Saçmalıklara doyamayan hükûmetin saçmalıklara ve gaflara doyamayan içişleri bakanı İdris Naim Şahin, Bianet'in haberine göre bugün de, yani devlet-i alimizin ve Kaan Sezyum'un deyimiyle cüce yargının hepimize N.Ç. şahsında tecavüzünün hemen ardından şöyle demiş:

"Bakan Şahin BDP'nin Anayasa Komisyonu üyesi Prof. Dr. Emine Büşra Ersanlı'nın KCK operasyonunda tutuklanmasının ardından, "Sayın profesörümüzün anladığım kadarıyla bu yapıyla bir bağlantısı olduğu. Sanki dersimiz siyaset, konumuz da Türkiye Cumhuriyeti'nde halk nasıl ayaklandırılır, sebepsiz yere, kandırılarak, Türkiye Cumhuriyeti nasıl bölünür derslerinin hocalığını yapmak durumundaymış diye duyuyoruz. Eğer bunlar yanlışsa yanlış hesap bir yerden döner. Sadece yargıçlar Berlin'de değil yargıçlar Türkiye'de vardır ve biz Türk yargısına Türk yargıçlarına güveniyoruz" açıklamasını yapmıştı."

Tamam, konuşmayı bilmiyorsun. Yine tamam, belli kalıplar var "yargıya güveniyoruz", "karşılığı misliyle verilecek", "bıçak kemiğe dayandı", "hesabı sorulacak", "adalet yerini bulacak" gibi, ama konu her ne olursa olsun bu söylediğini bugün, memlekette yargıya güvenen tek insan grubunun yasama organı ve mütecavizler olduğu sırada söylemek gerçekten çok enteresan bir kafanın ürünü. Gerçi bütün eşşeklerinizi (2 ş'li) yargıya atadınız, şimdi güvenirsiniz tabii. Biz de önce eşşeği yasamaya bağlayıp sonra demokrasiye güveniyoruz da, sizin eşşekler daha güvenilir demek ki.

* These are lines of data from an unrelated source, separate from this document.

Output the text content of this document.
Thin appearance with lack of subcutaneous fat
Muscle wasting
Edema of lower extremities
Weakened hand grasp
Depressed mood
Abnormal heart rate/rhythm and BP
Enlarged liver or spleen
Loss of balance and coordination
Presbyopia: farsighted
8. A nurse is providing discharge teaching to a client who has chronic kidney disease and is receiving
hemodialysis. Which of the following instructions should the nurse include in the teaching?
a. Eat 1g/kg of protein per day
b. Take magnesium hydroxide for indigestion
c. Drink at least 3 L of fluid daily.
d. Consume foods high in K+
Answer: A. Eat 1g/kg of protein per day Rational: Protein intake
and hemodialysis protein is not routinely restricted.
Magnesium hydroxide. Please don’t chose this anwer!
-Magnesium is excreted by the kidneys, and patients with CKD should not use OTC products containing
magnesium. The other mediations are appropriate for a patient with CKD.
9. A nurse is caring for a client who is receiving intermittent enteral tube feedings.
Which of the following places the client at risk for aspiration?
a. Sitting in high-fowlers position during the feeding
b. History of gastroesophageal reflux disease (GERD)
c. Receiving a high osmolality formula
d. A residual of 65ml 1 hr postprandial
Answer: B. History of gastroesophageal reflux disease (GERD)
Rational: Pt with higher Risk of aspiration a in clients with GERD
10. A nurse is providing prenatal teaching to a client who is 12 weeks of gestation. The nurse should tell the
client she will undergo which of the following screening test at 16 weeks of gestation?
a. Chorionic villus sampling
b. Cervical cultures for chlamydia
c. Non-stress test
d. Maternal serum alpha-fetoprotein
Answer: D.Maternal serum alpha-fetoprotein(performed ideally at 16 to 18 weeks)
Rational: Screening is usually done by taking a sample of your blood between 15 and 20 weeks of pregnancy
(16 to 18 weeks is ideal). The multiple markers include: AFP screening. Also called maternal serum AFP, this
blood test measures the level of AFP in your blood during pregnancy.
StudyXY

Alternatif Akif Beki çıkarımları


Bugünkü "Sansür varsa mizah niye satmıyor?" başlıklı yazısında muhterem "Sansür kriterlerinden biri de mizah. Bir siyasi düzende kaliteli mizah üretilemiyorsa orada baskı yoktur." buyurmuş. Ya ben lan neyse bir şey demiyorum...


Önce sana sansürün resmini çizeyim mi Akif? Bak;

"sansür 
isim Fransızca censure

1 .     Her türlü yayının, sinema ve tiyatro eserinin hükûmetçe önceden denetlenmesi işi, sıkı denetim:
       "Basın, sözde özgürlüğe kavuşmuş, sansür kaldırılmıştı."- H. Topuz.
2 .     Her türlü yayının, sinema ve tiyatro eserinin yayınının ve gösterilmesinin izne bağlı olması, sıkı denetim."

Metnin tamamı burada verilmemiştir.